There is another fitting method called `polyfit` in the `numpy` package. It is specifically designed to fit data with a power law. Another option is `numpy.linalg.lstsq`. You will have to try them, read the documentation of what algorithms they use, what limitations are specified and try to assess which methods best serves your needs.
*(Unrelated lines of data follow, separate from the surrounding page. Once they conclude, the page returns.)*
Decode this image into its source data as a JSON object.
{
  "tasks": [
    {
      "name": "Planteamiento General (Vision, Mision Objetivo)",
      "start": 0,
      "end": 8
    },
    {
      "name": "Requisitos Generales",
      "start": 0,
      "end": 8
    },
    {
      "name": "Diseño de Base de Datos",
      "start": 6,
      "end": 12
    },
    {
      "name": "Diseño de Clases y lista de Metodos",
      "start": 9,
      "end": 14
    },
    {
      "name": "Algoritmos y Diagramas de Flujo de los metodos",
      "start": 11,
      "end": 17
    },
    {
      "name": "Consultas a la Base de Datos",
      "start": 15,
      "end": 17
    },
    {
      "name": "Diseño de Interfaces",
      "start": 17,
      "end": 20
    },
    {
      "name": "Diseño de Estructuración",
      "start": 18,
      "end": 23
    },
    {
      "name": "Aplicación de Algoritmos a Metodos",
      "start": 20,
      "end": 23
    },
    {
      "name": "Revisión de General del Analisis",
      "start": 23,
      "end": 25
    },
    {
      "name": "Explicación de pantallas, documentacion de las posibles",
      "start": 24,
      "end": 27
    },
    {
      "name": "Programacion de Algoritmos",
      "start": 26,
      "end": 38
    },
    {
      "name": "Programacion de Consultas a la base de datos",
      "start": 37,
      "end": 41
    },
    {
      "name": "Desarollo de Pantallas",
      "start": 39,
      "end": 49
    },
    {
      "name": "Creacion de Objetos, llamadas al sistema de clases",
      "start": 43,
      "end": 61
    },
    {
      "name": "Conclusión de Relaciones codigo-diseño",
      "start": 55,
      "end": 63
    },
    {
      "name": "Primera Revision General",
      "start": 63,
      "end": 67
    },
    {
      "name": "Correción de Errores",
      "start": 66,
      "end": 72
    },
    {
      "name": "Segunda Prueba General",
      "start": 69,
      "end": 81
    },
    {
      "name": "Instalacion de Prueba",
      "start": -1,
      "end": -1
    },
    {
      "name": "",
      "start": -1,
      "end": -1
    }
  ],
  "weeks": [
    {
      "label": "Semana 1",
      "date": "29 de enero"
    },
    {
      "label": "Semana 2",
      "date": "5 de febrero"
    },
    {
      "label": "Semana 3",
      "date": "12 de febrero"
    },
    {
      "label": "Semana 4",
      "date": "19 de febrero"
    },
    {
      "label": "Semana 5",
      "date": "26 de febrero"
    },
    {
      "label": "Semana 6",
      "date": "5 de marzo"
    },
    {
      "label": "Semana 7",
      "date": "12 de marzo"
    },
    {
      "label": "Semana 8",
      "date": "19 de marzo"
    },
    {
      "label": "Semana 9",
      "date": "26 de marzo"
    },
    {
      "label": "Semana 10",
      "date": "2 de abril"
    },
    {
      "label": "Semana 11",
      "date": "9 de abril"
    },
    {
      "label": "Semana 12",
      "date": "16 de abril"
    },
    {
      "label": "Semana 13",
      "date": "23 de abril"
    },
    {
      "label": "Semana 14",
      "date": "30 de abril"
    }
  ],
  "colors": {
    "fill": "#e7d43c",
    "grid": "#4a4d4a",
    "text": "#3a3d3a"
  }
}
## General steps involved in a computational physics problem
From this example we can identify the following steps involved in solving a computational physics problem:

1. Identify clearly the question.
   - this may sound like a trivial step, but in practise a lot of confusion later on can be avoided if the question or problem to be addressed is very clearly defined
2. Identify the relevant and important physics that needs to be considered. 
    - if the problem does not have radiation or magnetic fields, then don't include them; again this sounds trivial but still ...
3. Formulate the physics in an appropriate mathematical framework.
4. Chose a suitable difference scheme to represent the mathematical equation.
    - this step determines the numerical accuracy of the scheme
    - it says how well do the difference equations represent the mathematical equations
5. Chose the right solution scheme for the difference equation.
    - this will effect the stability of the numerical solution
    - it will determine how precisely the adopted solution represents the difference equation

## Verification and validation
A very important final step that often takes significant amount of time and effort is to _check if we get the right answer for the right reasons_. We need to do answer to fundamental questions:

1. Have I solved the right equations? This test is called **validation**.
2. Have I solved the equations right? This is called **verification**.

An important verification test is a numerical convergence study as well as comparison against analytical solutions. The only real validation test is the comparison with experimental data.